I've just finished reading "Money and Sustainability : The Missing Link", written by Bernard Lietaer, Christian Arnsperger, Sally Goerner and Stefan Brunnbuber. It's really excellent, and absolutely stuffed full of interesting ideas.
The authors push for the development of a range of alternative monetary systems that would allow the economy to develop in a sustainable and resiliant way. They argue that the current system, based on the creation of the money supply as interest-bearing debt by commercial banks, is unworkable because it requires exponential growth to pay off the accumulating compound interest. They mention the 100% reserve plan ("The Chicago Plan") proposed by an increasing number of groups (including Positive Money), but argue that a better way to get the system changed would be introduce a range of alternative systems, all of which are not debt-based, and which would allow the system to evolve naturally.

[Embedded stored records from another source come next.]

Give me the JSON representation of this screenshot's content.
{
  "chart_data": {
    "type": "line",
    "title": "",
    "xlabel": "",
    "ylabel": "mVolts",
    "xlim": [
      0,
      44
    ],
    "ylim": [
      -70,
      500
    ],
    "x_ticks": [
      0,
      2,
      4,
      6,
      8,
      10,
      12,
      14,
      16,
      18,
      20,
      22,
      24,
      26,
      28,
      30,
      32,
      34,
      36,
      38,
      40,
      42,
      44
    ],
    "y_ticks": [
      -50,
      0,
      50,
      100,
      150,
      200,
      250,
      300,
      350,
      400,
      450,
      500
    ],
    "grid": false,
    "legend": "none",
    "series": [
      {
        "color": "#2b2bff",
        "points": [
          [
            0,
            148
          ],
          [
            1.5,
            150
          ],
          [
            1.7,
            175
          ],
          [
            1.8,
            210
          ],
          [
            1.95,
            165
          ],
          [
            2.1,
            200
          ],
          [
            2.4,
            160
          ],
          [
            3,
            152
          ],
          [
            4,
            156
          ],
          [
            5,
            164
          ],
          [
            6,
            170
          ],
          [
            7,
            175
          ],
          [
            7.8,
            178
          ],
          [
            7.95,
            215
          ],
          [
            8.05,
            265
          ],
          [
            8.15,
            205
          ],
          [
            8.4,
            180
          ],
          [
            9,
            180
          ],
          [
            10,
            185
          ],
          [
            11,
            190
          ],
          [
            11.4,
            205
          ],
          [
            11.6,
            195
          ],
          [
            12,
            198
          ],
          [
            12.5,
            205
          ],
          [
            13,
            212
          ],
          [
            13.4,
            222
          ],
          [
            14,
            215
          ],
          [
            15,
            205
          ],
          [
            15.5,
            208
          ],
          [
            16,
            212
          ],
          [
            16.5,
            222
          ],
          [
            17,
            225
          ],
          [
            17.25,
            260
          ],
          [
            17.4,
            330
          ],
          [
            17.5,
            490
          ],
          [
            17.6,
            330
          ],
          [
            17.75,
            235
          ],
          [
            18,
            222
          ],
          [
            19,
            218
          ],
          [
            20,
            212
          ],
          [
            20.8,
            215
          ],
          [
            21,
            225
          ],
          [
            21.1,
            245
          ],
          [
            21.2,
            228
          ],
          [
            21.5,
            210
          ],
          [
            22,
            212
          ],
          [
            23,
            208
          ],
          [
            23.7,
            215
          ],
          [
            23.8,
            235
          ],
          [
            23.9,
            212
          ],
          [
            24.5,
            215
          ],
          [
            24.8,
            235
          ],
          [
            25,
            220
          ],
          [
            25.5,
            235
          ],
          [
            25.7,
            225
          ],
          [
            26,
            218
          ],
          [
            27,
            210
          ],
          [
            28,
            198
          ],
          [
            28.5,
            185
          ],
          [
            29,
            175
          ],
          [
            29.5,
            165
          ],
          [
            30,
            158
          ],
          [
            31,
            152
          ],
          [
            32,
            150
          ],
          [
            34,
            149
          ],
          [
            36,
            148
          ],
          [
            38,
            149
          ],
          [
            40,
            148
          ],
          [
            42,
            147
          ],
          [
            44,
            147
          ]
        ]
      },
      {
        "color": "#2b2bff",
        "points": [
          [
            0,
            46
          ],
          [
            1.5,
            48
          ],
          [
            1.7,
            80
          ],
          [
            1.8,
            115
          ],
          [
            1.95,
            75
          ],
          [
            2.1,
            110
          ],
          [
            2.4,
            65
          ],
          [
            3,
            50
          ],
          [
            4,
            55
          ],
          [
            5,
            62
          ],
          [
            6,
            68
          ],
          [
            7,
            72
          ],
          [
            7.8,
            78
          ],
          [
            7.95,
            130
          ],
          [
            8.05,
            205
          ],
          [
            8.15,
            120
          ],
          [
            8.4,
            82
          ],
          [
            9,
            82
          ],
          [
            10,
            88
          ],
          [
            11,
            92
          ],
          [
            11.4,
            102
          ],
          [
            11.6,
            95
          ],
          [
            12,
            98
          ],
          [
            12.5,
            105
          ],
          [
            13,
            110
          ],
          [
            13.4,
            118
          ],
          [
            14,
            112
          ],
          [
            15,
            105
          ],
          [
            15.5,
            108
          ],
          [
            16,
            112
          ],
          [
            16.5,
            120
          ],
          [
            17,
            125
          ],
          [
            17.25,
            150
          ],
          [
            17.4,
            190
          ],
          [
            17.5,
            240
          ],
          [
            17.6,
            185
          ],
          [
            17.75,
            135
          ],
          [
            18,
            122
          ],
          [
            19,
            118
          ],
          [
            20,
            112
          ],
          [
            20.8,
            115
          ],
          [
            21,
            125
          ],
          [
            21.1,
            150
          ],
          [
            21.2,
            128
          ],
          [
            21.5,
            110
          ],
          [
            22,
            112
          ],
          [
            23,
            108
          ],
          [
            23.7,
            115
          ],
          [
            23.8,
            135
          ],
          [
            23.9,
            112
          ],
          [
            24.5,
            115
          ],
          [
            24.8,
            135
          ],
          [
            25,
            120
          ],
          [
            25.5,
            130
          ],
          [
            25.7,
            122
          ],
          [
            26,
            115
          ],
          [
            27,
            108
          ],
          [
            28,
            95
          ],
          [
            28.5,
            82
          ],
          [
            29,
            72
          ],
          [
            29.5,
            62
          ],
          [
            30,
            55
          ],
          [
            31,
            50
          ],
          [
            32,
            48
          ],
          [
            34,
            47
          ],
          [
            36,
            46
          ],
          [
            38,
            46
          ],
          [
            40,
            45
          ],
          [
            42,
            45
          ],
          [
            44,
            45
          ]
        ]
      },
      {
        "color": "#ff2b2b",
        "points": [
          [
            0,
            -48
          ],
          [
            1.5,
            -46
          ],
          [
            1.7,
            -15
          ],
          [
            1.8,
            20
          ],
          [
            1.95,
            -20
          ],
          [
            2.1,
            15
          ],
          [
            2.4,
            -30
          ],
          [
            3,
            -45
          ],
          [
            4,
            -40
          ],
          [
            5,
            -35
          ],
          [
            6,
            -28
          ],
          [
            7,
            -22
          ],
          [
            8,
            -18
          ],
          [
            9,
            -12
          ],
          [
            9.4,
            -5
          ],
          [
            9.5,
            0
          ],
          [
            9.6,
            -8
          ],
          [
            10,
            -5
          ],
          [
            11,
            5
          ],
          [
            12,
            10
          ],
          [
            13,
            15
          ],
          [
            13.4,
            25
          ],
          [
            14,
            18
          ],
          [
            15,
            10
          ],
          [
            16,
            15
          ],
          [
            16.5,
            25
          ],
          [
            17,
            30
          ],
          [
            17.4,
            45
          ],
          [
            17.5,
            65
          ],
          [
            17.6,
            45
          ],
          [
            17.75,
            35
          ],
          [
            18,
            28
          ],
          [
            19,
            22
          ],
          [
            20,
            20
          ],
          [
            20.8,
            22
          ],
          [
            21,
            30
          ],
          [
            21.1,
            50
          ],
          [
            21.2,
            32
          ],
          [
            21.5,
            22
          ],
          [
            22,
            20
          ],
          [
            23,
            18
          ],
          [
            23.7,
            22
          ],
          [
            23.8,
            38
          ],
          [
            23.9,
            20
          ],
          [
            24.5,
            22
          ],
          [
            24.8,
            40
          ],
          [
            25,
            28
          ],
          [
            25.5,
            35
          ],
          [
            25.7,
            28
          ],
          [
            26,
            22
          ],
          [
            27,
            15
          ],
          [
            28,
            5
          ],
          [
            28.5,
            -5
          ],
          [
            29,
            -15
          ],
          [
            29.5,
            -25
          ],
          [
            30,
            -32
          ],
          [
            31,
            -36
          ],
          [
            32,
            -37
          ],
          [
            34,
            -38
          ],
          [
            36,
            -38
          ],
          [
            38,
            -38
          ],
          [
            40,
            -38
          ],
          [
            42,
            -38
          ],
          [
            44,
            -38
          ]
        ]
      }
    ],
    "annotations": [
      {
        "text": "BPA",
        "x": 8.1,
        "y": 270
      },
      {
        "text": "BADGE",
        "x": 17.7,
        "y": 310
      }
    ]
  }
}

While I am personally a strong supporter of moves to completely abolish the creation of money as debt by private banks, I can see that the ability of the banking lobby to thwart any such moves should not be underestimated. And since, as the authors point out, the need for reform is so urgent, we simply cannot sit around waiting for the resistance of the banking sector to wear down. In particular, they argue that the massive infrastructure investments needed to deal with climate change simply cannot wait - financial crisis or no financial crisis.
They actually make 9 specific suggestions that can be introduced in parallel - 5 that can be done at the local level, while the four others would require the intervention of national governments. I'll no doubt have a look at some of them in later posts, because there are some really intersting ideas there.
But, just for now, let me mention a couple of other points that they make.
First, like me, they talk about the insane levels of foreign exchange activity revealed by the BIS Triennial report - $4 trillion a day. However, unlike me, they were able to come up with a number for the percentage of those transactions that are actually associated with the real economy. The answer? 2%. The other 98% is pure speculation. They note that "one day's currency speculation represents more that the annual economic output of Germany or China changing hands". Here's the graph, which shows the daily volume of foreign exchange transactions reported by the Bank for International Settlements (in billions of dollars) for the month of april once every three years compared with foreign exchange transactions based on "real" economic exchanges. The authors note that the temporary dip in 2004 was due to replacing 12 European currencies by the euro.
Second, they also take up the very interesting case of France, which until 1973 the Government was able to get money as interest-free loans from the Banque de France. And they make use of the analysis made by Derudder & Holbecq (2008), showing that had that system continued, French national debt would now be just 8.6% of GDP rather than 78%. The graph (also used by Ellen Brown in her latest piece) is very compelling.
Interestingly, the curves in the graph only start in 1979, because before that, there are apparently no records that distinguish between the reimbursement of debt and the interest payments on the debt. That, in itself, is a pretty amazing fact that reveals just how much we have been hoodwinked. But the general point is that the real cause of the massive amounts of government debt are laid bare. It is not overspending by governments that is the real problem - it is the highly toxic effects of compound interest demanded by the commercial banks for creating the money supply.